Greece-born saxophonist Nikos Koulouris expands vocabulary of smooth jazz on new EP
(Published: April 04, 2012)
Saxophonist Nikos Koulouris is carving a space in the progressive face of jazz.
On the surface, Koulouris' new four-track EP "...Dare to Dream" may be sailing the seas of smooth jazz but artistically he isn't coasting on stylistic clichés here. Koulouris is actually redefining what smooth jazz is or at least expanding its vocabulary. On "Dream-Walking," for example, Koulouris embraces the rambunctious grooves of funk for his velvety soft saxophone to glide upon. Venturing further into dance music, "Golden Sand" percolates with electronic beats, creating an indelible moment when the warm tones of Koulouris' sax rips through the synthetic haze.
Koulouris was born on April 4, 1970 in Athens, Greece. Although he has been playing music since he was a child, interest in the saxophone didn't arrive until a number of years later. "Becoming a saxophonist is an idea that didn't really come easily to me," Koulouris revealed. "After I completed my studies in Greece, I went to England to continue my education. It was there that I discovered the jazz scene, and I fell in love with the saxophone. I realized at the time that music wouldn't be just something that I would like doing, but rather a way of being for me. I admired the way saxophonists would translate their feelings into sound and eventually into music. By the end of 1995, I had completed my studies in England and started my official jazz saxophone studies at a conservatory in Greece. It was the first thing I chose to do when I returned to my homeland."
Although Greece is not generally considered a mecca for jazz these days, according to Koulouris there is widespread support for the genre in the country. "Jazz in Greece is a big issue," Koulouris said. "People love listening to jazz or going to jazz concerts. I would dare say there is a growing number of people that are jazz-sensitive, that want to know about it, study it, attend it wherever possible and even speak about it.

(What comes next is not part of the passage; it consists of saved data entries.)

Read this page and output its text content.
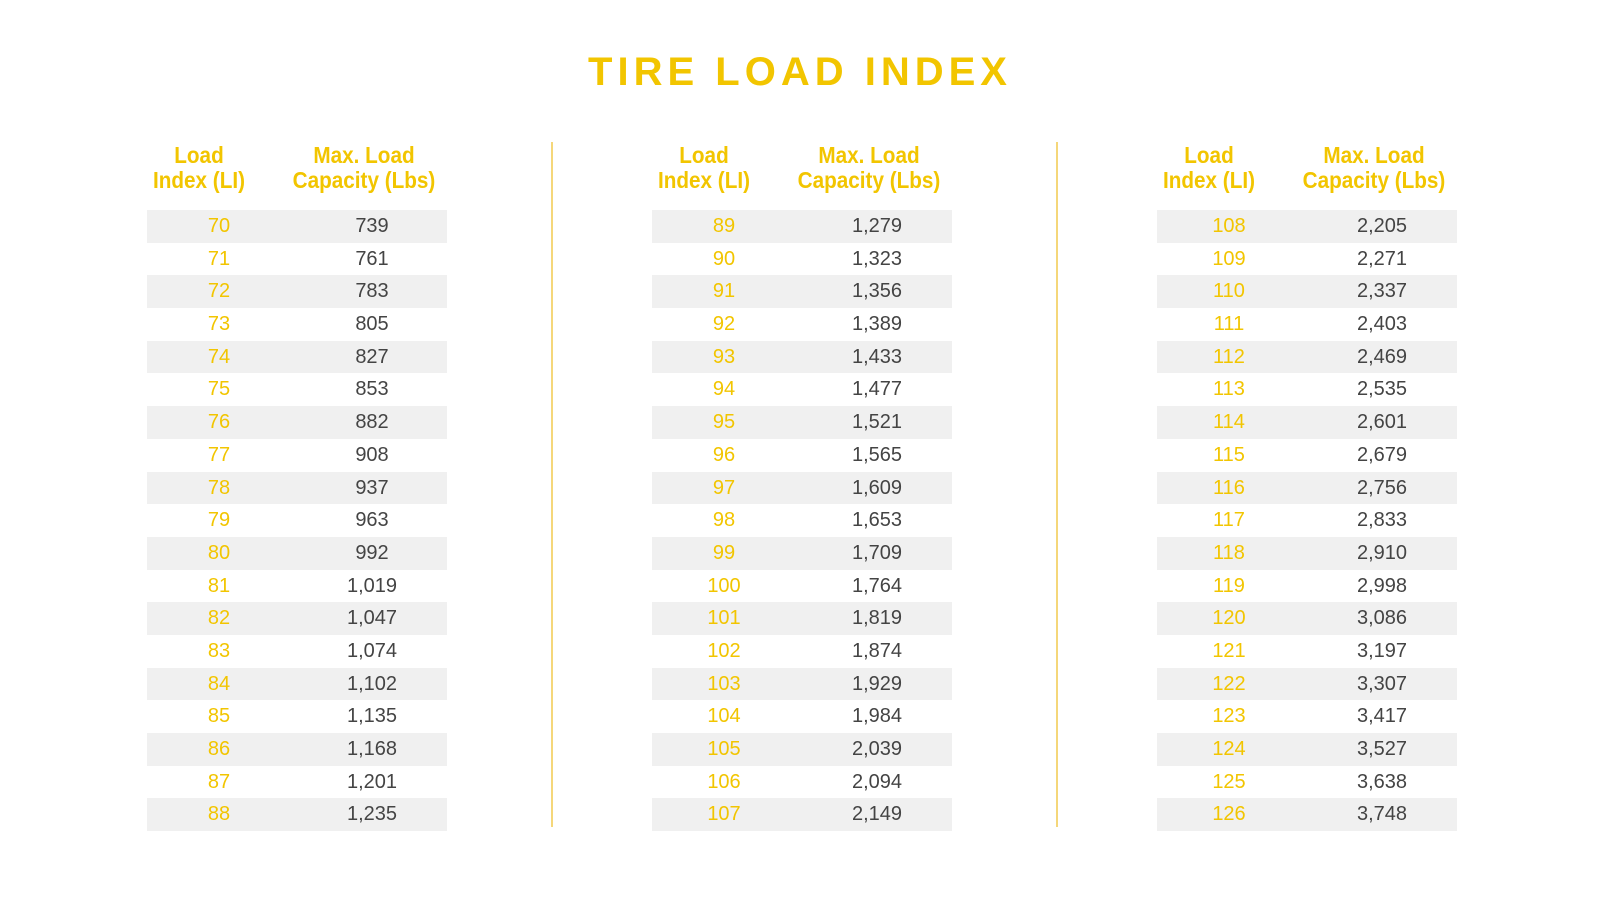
TIRE LOAD INDEX
Load
Index (LI)
Max. Load
Capacity (Lbs)
70	739
71	761
72	783
73	805
74	827
75	853
76	882
77	908
78	937
79	963
80	992
81	1,019
82	1,047
83	1,074
84	1,102
85	1,135
86	1,168
87	1,201
88	1,235
Load
Index (LI)
Max. Load
Capacity (Lbs)
89	1,279
90	1,323
91	1,356
92	1,389
93	1,433
94	1,477
95	1,521
96	1,565
97	1,609
98	1,653
99	1,709
100	1,764
101	1,819
102	1,874
103	1,929
104	1,984
105	2,039
106	2,094
107	2,149
Load
Index (LI)
Max. Load
Capacity (Lbs)
108	2,205
109	2,271
110	2,337
111	2,403
112	2,469
113	2,535
114	2,601
115	2,679
116	2,756
117	2,833
118	2,910
119	2,998
120	3,086
121	3,197
122	3,307
123	3,417
124	3,527
125	3,638
126	3,748
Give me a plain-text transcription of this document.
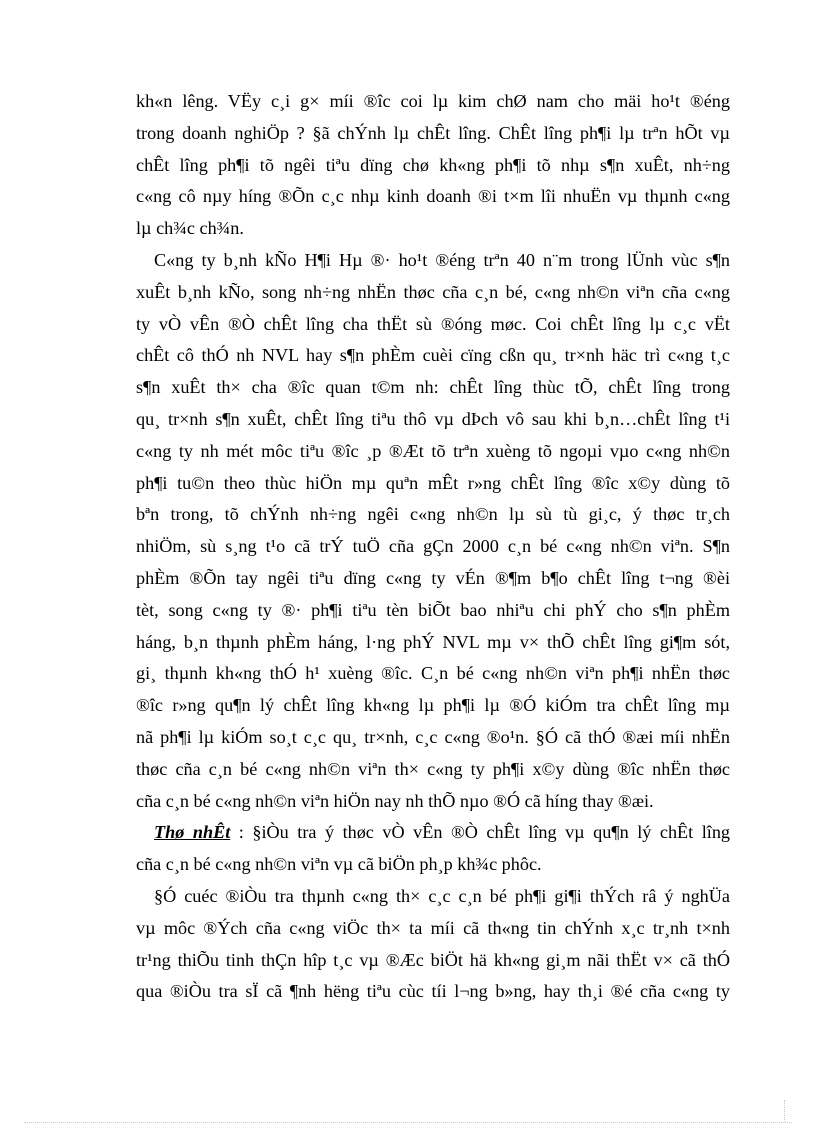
kh«n lêng. VËy c¸i g× míi ®îc coi lµ kim chØ nam cho mäi ho¹t ®éng
trong doanh nghiÖp ? §ã chÝnh lµ chÊt lîng. ChÊt lîng ph¶i lµ trªn hÕt vµ
chÊt lîng ph¶i tõ ngêi tiªu dïng chø kh«ng ph¶i tõ nhµ s¶n xuÊt, nh÷ng
c«ng cô nµy híng ®Õn c¸c nhµ kinh doanh ®i t×m lîi nhuËn vµ thµnh c«ng
lµ ch¾c ch¾n.

C«ng ty b¸nh kÑo H¶i Hµ ®· ho¹t ®éng trªn 40 n¨m trong lÜnh vùc s¶n
xuÊt b¸nh kÑo, song nh÷ng nhËn thøc cña c¸n bé, c«ng nh©n viªn cña c«ng
ty vÒ vÊn ®Ò chÊt lîng cha thËt sù ®óng møc. Coi chÊt lîng lµ c¸c vËt
chÊt cô thÓ nh NVL hay s¶n phÈm cuèi cïng cßn qu¸ tr×nh häc trì c«ng t¸c
s¶n xuÊt th× cha ®îc quan t©m nh: chÊt lîng thùc tÕ, chÊt lîng trong
qu¸ tr×nh s¶n xuÊt, chÊt lîng tiªu thô vµ dÞch vô sau khi b¸n…chÊt lîng t¹i
c«ng ty nh mét môc tiªu ®îc ¸p ®Æt tõ trªn xuèng tõ ngoµi vµo c«ng nh©n
ph¶i tu©n theo thùc hiÖn mµ quªn mÊt r»ng chÊt lîng ®îc x©y dùng tõ
bªn trong, tõ chÝnh nh÷ng ngêi c«ng nh©n lµ sù tù gi¸c, ý thøc tr¸ch
nhiÖm, sù s¸ng t¹o cã trÝ tuÖ cña gÇn 2000 c¸n bé c«ng nh©n viªn. S¶n
phÈm ®Õn tay ngêi tiªu dïng c«ng ty vÉn ®¶m b¶o chÊt lîng t¬ng ®èi
tèt, song c«ng ty ®· ph¶i tiªu tèn biÕt bao nhiªu chi phÝ cho s¶n phÈm
háng, b¸n thµnh phÈm háng, l·ng phÝ NVL mµ v× thÕ chÊt lîng gi¶m sót,
gi¸ thµnh kh«ng thÓ h¹ xuèng ®îc. C¸n bé c«ng nh©n viªn ph¶i nhËn thøc
®îc r»ng qu¶n lý chÊt lîng kh«ng lµ ph¶i lµ ®Ó kiÓm tra chÊt lîng mµ
nã ph¶i lµ kiÓm so¸t c¸c qu¸ tr×nh, c¸c c«ng ®o¹n. §Ó cã thÓ ®æi míi nhËn
thøc cña c¸n bé c«ng nh©n viªn th× c«ng ty ph¶i x©y dùng ®îc nhËn thøc
cña c¸n bé c«ng nh©n viªn hiÖn nay nh thÕ nµo ®Ó cã híng thay ®æi.

Thø nhÊt : §iÒu tra ý thøc vÒ vÊn ®Ò chÊt lîng vµ qu¶n lý chÊt lîng
cña c¸n bé c«ng nh©n viªn vµ cã biÖn ph¸p kh¾c phôc.

§Ó cuéc ®iÒu tra thµnh c«ng th× c¸c c¸n bé ph¶i gi¶i thÝch râ ý nghÜa
vµ môc ®Ých cña c«ng viÖc th× ta míi cã th«ng tin chÝnh x¸c tr¸nh t×nh
tr¹ng thiÕu tinh thÇn hîp t¸c vµ ®Æc biÖt hä kh«ng gi¸m nãi thËt v× cã thÓ
qua ®iÒu tra sÏ cã ¶nh hëng tiªu cùc tíi l¬ng b»ng, hay th¸i ®é cña c«ng ty
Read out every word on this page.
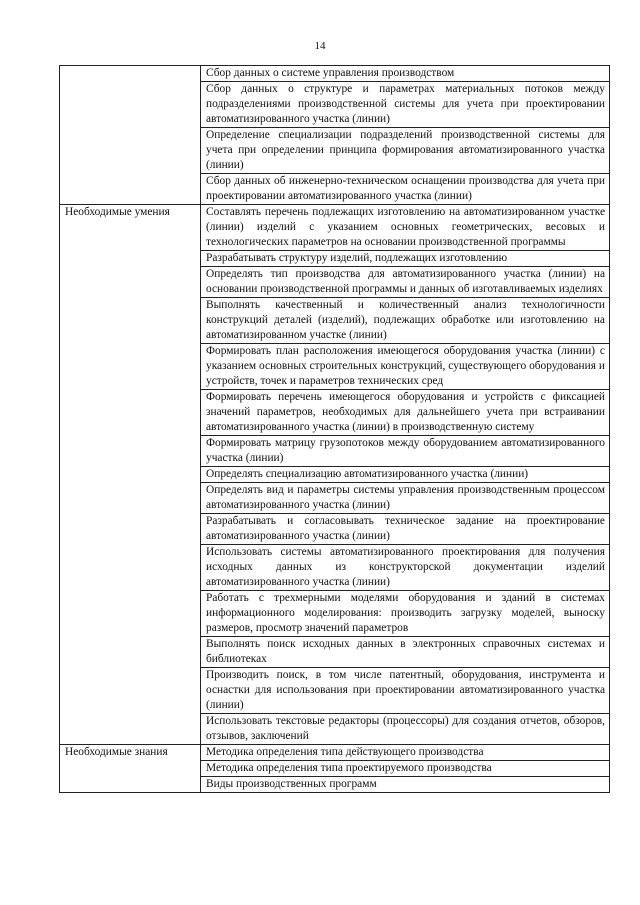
14
	Сбор данных о системе управления производством
	Сбор данных о структуре и параметрах материальных потоков между подразделениями производственной системы для учета при проектировании автоматизированного участка (линии)
	Определение специализации подразделений производственной системы для учета при определении принципа формирования автоматизированного участка (линии)
	Сбор данных об инженерно-техническом оснащении производства для учета при проектировании автоматизированного участка (линии)
Необходимые умения	Составлять перечень подлежащих изготовлению на автоматизированном участке (линии) изделий с указанием основных геометрических, весовых и технологических параметров на основании производственной программы
	Разрабатывать структуру изделий, подлежащих изготовлению
	Определять тип производства для автоматизированного участка (линии) на основании производственной программы и данных об изготавливаемых изделиях
	Выполнять качественный и количественный анализ технологичности конструкций деталей (изделий), подлежащих обработке или изготовлению на автоматизированном участке (линии)
	Формировать план расположения имеющегося оборудования участка (линии) с указанием основных строительных конструкций, существующего оборудования и устройств, точек и параметров технических сред
	Формировать перечень имеющегося оборудования и устройств с фиксацией значений параметров, необходимых для дальнейшего учета при встраивании автоматизированного участка (линии) в производственную систему
	Формировать матрицу грузопотоков между оборудованием автоматизированного участка (линии)
	Определять специализацию автоматизированного участка (линии)
	Определять вид и параметры системы управления производственным процессом автоматизированного участка (линии)
	Разрабатывать и согласовывать техническое задание на проектирование автоматизированного участка (линии)
	Использовать системы автоматизированного проектирования для получения исходных данных из конструкторской документации изделий автоматизированного участка (линии)
	Работать с трехмерными моделями оборудования и зданий в системах информационного моделирования: производить загрузку моделей, выноску размеров, просмотр значений параметров
	Выполнять поиск исходных данных в электронных справочных системах и библиотеках
	Производить поиск, в том числе патентный, оборудования, инструмента и оснастки для использования при проектировании автоматизированного участка (линии)
	Использовать текстовые редакторы (процессоры) для создания отчетов, обзоров, отзывов, заключений
Необходимые знания	Методика определения типа действующего производства
	Методика определения типа проектируемого производства
	Виды производственных программ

Jazz, of course, is not a commercial genre of music globally, so it would be wise to keep this into proportion. I wouldn't even dare compare the numbers to France or America. It is a good thing though that people are aware of the existence of the genre and try to put it into their lives in one way or another. Koulouris added that, "There is a growing admiration for specific kinds of jazz, such as swing and mainstream jazz. Also, funky and Latin jazz are very popular with people of all ages due to their characteristic rhythmic elements. Let us not forget that Greece is a crossroads of Western and Eastern civilizations and people are accustomed to enjoy various rhythms and ways of expression."